The NewYork Daily News in 2004 reported:

"It's dead wrong to write off weight problems as somebody else's personal
problem. We are all paying the epidemic's costs. More than 100,000
stomach-reduction operations take place annually, with insurance
companies-meaning all policyholders-under intense pressure to pick up the
tab."

And while I'm not going to walk up and blame someone for my continually increasing insurance premiums, I can take control and learn how to eat healthier, live healthier, and encourage others to do the same. We're all in this together aren't we?

Friday, March 19, 2010

18,16 and 3?

An article Good and Bad Health Habits was posted on WebMD about the health habits of Americans.
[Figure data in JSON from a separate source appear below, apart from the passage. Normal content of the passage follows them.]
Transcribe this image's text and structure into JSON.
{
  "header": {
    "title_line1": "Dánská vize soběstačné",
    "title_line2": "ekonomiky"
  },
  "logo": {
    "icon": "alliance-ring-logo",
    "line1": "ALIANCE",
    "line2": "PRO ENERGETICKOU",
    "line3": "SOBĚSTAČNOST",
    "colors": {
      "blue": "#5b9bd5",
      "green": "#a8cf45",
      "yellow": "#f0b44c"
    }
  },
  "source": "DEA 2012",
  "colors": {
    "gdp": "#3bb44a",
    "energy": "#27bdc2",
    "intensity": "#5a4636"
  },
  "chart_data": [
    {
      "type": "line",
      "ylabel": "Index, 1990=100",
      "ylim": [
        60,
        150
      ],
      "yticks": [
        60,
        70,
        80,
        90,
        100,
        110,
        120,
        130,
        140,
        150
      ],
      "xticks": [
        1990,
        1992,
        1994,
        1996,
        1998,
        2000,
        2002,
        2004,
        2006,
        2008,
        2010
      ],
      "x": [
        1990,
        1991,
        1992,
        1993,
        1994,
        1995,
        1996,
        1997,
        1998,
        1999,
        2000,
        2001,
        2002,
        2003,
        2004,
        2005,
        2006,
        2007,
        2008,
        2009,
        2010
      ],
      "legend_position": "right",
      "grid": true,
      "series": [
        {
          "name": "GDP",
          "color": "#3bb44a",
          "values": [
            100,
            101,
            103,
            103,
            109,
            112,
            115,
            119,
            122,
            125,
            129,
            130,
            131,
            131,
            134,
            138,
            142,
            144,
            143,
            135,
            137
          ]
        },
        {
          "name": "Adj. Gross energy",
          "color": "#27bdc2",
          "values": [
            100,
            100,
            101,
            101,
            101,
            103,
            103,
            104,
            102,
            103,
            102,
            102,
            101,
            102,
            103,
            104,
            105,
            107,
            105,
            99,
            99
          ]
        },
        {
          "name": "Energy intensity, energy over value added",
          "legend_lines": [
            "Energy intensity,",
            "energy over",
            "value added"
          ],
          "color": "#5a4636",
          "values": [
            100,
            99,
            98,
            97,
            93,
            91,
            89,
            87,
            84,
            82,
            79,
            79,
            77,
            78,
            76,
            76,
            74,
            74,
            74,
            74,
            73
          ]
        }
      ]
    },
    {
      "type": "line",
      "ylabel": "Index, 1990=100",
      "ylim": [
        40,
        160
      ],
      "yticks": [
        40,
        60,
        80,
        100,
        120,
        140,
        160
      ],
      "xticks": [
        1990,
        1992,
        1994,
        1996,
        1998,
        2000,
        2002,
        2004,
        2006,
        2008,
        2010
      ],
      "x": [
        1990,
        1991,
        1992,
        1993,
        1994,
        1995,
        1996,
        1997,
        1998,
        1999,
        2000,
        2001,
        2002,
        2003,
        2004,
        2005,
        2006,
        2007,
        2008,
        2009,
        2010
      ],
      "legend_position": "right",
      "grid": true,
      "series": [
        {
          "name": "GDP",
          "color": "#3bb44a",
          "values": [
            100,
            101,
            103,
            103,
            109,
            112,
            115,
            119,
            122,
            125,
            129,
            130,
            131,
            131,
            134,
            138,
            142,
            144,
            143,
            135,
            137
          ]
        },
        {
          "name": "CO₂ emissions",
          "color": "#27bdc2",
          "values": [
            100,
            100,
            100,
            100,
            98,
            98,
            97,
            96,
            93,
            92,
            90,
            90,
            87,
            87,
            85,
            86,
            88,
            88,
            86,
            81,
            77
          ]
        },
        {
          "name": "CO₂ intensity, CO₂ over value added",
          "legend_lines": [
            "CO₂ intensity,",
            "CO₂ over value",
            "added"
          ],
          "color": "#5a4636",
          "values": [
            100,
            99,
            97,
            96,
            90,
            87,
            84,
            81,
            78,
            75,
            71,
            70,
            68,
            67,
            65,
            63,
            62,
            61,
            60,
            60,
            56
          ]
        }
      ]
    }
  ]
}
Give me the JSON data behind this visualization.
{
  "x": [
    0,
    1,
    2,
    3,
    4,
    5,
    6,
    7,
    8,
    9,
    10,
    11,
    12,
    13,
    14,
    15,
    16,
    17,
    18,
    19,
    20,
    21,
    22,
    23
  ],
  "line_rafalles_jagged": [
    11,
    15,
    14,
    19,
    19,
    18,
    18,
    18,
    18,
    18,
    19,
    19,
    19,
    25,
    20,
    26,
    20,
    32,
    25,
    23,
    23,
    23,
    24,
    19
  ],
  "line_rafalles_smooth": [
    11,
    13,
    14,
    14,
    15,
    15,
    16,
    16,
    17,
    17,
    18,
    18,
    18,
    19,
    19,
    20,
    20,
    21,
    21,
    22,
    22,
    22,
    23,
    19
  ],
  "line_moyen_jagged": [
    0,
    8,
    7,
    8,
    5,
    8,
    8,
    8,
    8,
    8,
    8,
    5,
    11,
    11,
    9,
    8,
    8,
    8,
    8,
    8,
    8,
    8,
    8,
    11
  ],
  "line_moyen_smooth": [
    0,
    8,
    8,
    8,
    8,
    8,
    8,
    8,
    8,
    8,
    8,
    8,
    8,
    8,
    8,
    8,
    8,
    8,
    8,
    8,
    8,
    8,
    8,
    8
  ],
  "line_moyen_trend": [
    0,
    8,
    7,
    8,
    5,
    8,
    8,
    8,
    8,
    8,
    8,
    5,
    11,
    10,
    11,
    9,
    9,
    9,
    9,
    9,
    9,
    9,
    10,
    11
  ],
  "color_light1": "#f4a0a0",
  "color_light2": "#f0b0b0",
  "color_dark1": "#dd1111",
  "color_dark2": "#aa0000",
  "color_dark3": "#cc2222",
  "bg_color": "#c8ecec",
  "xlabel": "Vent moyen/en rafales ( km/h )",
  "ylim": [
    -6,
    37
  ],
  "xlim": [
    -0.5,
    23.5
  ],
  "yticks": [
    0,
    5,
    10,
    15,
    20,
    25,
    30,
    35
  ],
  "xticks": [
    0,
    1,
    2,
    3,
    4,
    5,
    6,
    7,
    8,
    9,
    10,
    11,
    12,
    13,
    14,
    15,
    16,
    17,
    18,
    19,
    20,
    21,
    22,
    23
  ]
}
They said that results from a study done 2005-2007 (which I'm sure things haven't gotten any better) regular drinkers (6 in 10) outnumber regular exercisers (3 in 10).

In 2004, the CDC announced that Obesity is approaching the top cause of preventable death!




In 2000 this is was preventable deaths in America looked like:

Tobacco -18.1%
Poor Diet and Physical Inactivity -16.6%
Alcohol Consumption -3.5%

Do you see what I see?? Tobacco still kills. 6 in 10 people are regular drinkers. And Poor Diet and Physical Inactivity is quoted as the #2 KILLER. Not just on the list, but 16.6% of deaths that can be prevented are linked to unhealthy eating habits AND obesity compared to a mere 3.5% of Alcohol Consumption.

Which one will you be?
I choose None. Say "YES" to knowledge and let's change together.